Choosing Jobs over the Environment: WV Politicians Want to Stop EPA Regulations for Cleaner Air
Coal is big business in West Virginia. The money from the industry keeps many families in the mountain state afloat each month and is the anchor of a struggling economy.
Now one West Virginia Democrat is proposing that the best way to handle the coal industry and keep jobs in the state is by removing all regulations that may interfere with their profits and let them spew as much pollution as they want into the air.
On Tuesday, Rep. Nick Rahall (D-WV) introduced the Protection and Accountability Regulatory Act of 2014 in an effort to stop the Environmental Protection Agency’s regulation of coal plants, modified coal plants and reconstructed coal plants and the amount of polluting carbon they release into the atmosphere.
“The EPA needs to get their head out of the clouds and come back down to Earth where the rest of us must live and work,” Rahall said in a statement advocating for the EPA to ‘mind their own’. “We don’t need more regulation to solve our energy challenges—we need more innovation.”
Aligning himself mostly with House Republicans, Rahall joined with fellow West Virginia representative David McKinley (D-WV) to co-sponsor the measure, which is meant as an answer to Obama’s new rules aimed a capping carbon emissions in power plants by 2030.

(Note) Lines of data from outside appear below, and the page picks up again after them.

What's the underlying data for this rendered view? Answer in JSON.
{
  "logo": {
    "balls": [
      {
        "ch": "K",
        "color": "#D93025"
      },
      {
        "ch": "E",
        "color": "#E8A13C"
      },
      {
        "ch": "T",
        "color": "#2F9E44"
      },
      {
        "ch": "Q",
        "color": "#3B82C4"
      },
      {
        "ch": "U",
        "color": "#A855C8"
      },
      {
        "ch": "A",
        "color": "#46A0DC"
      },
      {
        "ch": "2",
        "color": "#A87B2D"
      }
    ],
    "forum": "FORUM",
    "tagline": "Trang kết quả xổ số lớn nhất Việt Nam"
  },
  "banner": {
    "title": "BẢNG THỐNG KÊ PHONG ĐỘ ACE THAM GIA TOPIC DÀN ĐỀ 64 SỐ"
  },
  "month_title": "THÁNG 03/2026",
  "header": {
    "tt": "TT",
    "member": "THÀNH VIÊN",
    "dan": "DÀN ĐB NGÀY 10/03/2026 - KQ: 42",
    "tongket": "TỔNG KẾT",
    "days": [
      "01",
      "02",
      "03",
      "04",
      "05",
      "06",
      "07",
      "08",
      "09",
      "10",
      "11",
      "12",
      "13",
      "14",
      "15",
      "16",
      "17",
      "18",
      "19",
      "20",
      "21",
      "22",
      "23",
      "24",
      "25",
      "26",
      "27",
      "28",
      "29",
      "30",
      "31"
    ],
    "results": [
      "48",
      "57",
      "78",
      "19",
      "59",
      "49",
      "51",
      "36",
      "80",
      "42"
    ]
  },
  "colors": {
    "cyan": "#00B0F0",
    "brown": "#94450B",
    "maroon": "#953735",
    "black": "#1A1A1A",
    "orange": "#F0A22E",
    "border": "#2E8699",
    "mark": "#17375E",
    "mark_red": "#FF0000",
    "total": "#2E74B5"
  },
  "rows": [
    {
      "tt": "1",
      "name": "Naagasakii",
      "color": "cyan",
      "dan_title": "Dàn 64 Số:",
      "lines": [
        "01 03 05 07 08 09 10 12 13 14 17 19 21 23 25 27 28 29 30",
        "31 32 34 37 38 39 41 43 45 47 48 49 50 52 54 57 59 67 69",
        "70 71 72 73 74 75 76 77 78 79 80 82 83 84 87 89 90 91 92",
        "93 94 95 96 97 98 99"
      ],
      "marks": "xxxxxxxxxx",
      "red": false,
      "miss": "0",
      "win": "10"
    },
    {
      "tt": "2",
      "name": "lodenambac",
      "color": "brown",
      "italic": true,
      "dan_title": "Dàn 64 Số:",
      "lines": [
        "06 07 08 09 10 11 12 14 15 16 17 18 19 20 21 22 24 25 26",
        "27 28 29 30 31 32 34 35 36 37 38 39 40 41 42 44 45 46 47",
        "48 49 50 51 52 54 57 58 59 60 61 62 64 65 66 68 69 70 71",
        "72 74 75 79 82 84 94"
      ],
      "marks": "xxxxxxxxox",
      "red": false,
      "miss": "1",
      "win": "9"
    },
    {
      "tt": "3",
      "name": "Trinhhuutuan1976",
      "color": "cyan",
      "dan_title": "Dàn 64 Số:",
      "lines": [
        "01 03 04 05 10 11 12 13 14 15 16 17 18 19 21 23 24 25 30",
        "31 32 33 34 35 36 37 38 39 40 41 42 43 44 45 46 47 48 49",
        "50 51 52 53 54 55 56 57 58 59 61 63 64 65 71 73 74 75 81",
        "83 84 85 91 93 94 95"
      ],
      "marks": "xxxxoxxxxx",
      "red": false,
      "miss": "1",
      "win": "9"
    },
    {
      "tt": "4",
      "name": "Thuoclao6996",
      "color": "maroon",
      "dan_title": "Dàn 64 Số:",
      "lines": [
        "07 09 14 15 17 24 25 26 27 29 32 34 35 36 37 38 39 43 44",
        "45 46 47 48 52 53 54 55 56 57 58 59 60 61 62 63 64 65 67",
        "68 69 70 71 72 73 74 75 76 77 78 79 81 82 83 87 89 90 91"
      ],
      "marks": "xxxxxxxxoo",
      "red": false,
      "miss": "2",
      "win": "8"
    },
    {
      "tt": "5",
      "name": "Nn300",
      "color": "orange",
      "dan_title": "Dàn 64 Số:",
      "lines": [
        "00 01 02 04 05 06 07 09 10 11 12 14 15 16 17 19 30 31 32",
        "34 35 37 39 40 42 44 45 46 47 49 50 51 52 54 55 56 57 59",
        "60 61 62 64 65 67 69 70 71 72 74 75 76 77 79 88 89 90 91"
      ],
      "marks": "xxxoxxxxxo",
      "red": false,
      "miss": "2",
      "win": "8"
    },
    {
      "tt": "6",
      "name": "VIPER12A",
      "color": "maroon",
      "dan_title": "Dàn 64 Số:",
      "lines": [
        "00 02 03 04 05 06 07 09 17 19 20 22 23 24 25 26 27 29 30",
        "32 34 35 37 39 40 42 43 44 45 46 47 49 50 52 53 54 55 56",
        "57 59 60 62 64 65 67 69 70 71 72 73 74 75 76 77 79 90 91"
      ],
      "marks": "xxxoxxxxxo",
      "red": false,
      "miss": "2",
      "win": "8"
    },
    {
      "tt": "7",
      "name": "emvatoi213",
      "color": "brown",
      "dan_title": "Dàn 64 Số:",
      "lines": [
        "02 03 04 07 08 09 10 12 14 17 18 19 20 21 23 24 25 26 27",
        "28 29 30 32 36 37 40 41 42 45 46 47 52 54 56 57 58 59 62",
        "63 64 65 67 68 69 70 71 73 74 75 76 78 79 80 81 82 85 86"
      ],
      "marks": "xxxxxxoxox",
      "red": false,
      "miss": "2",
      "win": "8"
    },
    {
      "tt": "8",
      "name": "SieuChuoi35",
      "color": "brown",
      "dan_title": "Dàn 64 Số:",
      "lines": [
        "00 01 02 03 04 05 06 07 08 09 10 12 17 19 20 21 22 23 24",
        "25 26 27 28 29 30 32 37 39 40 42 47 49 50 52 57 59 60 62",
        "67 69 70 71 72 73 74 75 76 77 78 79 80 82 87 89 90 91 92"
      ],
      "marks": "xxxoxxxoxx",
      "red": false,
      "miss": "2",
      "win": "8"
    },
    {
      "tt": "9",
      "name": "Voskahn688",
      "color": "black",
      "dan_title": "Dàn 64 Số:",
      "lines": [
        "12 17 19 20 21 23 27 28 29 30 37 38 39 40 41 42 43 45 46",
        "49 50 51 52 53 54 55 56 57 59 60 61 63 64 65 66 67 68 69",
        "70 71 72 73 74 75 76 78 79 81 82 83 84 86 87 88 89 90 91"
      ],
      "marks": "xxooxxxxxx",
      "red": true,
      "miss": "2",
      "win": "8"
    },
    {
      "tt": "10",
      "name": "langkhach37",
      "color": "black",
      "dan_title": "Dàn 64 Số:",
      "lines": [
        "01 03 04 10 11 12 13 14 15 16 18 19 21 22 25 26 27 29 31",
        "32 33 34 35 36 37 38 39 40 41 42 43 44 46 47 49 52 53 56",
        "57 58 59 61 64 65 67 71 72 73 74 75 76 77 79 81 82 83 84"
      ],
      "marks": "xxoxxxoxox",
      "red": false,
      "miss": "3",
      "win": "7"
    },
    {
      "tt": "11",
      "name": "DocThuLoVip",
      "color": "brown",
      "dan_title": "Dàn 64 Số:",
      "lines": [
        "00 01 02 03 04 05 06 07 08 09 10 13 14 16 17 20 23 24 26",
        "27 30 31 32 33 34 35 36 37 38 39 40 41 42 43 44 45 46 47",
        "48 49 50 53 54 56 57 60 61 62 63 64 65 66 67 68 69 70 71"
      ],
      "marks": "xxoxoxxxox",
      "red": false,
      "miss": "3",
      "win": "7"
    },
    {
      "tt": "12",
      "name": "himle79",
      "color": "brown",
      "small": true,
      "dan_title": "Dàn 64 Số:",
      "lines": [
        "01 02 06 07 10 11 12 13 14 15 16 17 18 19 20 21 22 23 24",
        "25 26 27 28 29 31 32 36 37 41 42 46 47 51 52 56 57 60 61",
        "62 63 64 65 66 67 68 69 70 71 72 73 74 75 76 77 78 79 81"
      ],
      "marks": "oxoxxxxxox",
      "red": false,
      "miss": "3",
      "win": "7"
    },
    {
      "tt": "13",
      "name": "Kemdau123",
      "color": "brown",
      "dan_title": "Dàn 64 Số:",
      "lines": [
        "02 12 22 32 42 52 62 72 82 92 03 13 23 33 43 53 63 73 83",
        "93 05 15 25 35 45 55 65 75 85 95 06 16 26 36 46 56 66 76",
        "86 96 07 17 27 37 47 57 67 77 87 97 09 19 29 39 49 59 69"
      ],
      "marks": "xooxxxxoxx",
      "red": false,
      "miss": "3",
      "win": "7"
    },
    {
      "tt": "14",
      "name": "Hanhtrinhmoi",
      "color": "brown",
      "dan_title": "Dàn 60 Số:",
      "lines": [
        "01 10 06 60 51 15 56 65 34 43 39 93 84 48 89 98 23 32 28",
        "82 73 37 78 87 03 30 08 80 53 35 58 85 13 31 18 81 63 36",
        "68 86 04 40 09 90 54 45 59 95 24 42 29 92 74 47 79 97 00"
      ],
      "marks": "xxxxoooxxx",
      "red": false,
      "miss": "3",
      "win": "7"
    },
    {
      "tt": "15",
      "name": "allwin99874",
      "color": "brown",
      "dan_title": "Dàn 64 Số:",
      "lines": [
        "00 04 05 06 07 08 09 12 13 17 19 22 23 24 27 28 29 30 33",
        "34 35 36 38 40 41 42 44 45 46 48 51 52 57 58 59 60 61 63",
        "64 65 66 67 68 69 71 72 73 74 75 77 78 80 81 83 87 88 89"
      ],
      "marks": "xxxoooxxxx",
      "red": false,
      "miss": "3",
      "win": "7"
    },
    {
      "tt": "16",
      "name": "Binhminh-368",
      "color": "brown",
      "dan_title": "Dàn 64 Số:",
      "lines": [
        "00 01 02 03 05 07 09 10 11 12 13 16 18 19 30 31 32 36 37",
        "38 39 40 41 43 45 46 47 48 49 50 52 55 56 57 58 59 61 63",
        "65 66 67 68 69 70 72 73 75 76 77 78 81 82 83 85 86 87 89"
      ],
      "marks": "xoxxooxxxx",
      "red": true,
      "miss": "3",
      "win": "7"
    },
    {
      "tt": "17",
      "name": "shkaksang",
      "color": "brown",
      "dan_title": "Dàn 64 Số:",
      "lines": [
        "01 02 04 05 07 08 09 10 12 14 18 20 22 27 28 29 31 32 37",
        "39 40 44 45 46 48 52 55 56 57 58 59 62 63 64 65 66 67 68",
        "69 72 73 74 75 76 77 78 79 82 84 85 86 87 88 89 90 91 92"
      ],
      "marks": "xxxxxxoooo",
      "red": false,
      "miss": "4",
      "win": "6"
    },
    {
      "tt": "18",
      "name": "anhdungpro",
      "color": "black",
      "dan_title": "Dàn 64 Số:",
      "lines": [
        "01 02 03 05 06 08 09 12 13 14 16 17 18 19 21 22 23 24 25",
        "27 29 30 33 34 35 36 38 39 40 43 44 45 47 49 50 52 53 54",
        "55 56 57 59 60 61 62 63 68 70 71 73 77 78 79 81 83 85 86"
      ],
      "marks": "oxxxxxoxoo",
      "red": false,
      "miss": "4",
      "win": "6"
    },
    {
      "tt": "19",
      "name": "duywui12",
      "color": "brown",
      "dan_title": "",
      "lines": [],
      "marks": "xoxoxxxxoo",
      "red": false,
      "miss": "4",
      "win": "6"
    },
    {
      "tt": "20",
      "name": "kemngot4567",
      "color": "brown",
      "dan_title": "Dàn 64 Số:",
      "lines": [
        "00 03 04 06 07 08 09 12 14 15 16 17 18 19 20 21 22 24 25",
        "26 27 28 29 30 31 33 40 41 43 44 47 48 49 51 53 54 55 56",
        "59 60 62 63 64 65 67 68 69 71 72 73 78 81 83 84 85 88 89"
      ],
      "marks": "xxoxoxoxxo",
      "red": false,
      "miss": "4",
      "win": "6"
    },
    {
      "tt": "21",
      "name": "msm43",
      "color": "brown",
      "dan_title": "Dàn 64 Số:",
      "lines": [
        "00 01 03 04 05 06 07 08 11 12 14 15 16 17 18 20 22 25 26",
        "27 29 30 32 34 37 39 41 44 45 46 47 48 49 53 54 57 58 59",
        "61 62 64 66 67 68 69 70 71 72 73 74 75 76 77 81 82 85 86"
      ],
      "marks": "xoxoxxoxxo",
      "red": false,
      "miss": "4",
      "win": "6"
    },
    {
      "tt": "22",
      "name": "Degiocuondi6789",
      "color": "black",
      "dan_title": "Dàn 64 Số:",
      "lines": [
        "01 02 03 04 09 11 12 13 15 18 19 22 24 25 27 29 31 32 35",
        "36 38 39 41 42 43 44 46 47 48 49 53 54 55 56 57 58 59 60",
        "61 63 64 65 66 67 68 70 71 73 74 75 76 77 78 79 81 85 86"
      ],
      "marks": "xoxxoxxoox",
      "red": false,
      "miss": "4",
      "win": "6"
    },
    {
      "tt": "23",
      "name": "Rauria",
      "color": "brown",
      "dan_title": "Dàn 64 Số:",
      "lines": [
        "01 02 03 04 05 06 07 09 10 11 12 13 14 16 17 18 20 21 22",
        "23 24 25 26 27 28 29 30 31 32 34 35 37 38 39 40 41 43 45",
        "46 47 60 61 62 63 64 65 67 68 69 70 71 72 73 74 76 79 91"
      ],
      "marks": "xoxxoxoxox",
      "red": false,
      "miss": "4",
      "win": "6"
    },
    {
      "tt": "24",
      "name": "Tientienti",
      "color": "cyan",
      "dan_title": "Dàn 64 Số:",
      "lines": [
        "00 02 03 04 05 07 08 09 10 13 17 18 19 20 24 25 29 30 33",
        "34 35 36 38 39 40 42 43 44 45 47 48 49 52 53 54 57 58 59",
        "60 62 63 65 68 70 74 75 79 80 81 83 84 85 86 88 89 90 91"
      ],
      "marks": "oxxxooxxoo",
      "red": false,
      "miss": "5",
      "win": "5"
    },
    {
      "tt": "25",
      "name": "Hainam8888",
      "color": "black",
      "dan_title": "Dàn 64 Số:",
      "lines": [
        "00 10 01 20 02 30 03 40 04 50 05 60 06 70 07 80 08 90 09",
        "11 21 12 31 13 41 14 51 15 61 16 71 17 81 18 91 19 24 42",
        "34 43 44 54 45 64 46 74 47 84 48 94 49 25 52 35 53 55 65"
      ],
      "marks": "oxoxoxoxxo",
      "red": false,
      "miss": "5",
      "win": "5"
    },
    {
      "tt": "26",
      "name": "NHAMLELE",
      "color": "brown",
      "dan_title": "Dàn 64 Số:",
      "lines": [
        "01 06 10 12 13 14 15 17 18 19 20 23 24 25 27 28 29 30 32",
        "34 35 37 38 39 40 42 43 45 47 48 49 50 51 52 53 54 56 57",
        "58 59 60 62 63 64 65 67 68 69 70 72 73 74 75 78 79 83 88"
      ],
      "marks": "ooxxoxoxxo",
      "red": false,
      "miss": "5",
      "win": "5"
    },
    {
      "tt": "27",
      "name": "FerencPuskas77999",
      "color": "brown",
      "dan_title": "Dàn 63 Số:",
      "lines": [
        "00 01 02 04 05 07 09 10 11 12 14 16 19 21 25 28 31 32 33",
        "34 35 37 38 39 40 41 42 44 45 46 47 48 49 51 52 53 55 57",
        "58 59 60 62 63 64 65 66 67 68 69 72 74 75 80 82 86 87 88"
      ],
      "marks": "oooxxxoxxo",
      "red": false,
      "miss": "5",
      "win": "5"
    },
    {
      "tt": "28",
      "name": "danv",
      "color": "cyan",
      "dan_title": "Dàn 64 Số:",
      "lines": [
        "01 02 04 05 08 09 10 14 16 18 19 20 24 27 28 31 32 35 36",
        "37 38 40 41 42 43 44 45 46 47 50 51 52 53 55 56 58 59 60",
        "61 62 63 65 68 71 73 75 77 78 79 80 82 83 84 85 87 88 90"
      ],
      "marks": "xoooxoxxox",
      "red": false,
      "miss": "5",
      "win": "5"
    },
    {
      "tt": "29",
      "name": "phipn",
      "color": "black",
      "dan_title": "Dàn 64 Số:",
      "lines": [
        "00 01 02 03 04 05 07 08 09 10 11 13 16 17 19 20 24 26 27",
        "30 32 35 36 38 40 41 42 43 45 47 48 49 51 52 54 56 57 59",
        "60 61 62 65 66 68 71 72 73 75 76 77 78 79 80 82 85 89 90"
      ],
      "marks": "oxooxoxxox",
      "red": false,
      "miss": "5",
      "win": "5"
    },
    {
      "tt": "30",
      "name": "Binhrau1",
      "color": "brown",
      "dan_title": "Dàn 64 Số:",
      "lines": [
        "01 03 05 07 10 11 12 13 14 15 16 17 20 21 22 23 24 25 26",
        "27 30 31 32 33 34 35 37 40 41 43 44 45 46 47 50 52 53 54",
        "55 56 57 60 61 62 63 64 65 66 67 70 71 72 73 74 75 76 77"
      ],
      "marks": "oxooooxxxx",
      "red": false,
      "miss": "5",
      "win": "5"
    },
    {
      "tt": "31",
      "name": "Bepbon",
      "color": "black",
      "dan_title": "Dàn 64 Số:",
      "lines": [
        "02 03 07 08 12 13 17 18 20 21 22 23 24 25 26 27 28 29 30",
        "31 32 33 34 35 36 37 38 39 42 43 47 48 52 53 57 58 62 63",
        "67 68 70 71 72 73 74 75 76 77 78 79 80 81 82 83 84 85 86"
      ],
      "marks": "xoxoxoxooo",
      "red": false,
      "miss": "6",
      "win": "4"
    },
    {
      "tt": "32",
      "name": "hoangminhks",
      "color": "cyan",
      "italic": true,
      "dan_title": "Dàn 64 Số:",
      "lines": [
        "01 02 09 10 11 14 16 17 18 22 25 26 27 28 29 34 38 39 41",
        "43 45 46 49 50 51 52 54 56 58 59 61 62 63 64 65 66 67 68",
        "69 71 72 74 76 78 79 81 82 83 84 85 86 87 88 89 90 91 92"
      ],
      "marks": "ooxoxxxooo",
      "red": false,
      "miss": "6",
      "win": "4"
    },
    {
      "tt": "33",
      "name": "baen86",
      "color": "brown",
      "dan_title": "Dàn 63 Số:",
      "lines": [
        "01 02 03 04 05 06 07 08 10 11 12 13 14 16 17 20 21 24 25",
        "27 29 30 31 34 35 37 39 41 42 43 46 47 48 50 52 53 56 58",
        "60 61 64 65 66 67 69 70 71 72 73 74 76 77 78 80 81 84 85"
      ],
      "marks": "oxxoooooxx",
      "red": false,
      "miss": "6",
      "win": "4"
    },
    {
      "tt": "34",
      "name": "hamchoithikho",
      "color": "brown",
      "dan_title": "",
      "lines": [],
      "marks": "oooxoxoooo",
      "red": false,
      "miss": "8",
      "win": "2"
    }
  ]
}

The new EPA rules, which could damage the already suffering West Virginia coal industry, caused a strong reaction in Rahall’s and McKinley’s state – home of softer and more polluting bituminous coal -, even prompting the West Virginia Attorney General Patrick Morrisey to threaten to sue the EPA if they did not rescind the restriction on carbon emissions.
“As the chief legal office for the State of West Virginia, I respectfully request that you withdraw the Proposed Rule immediately because EPA lacks the legal authority to adopt that Rule,” Morrisey wrote in his nine-page letter.“I urge you to withdraw the proposed rule immediately and avoid needless litigation.”
He also stated that he cannot allow the EPA to “blatantly violate the law in order to achieve its policy goals.”
Yet while the environment would be the real losers if Rahall and McKinley’s bill was passed, in an impoverished state like West Virginia the politicians’ rationale is less about long-term environmental goals and global warming and more about making sure the state does not lose more jobs, especially ones considered well-paid by WV standards.
“The proposed rule issued today by the Environmental Protection Agency will lead to long-term and irreversible job losses for thousands of coal miners, electrical workers, utility workers, boilermakers, railroad workers and others,” United Mine Worker’s International President Cecil Roberts said, stressing the sentiment of many in the state who are willing to do anything – even pollute the environment – just to keep jobs around.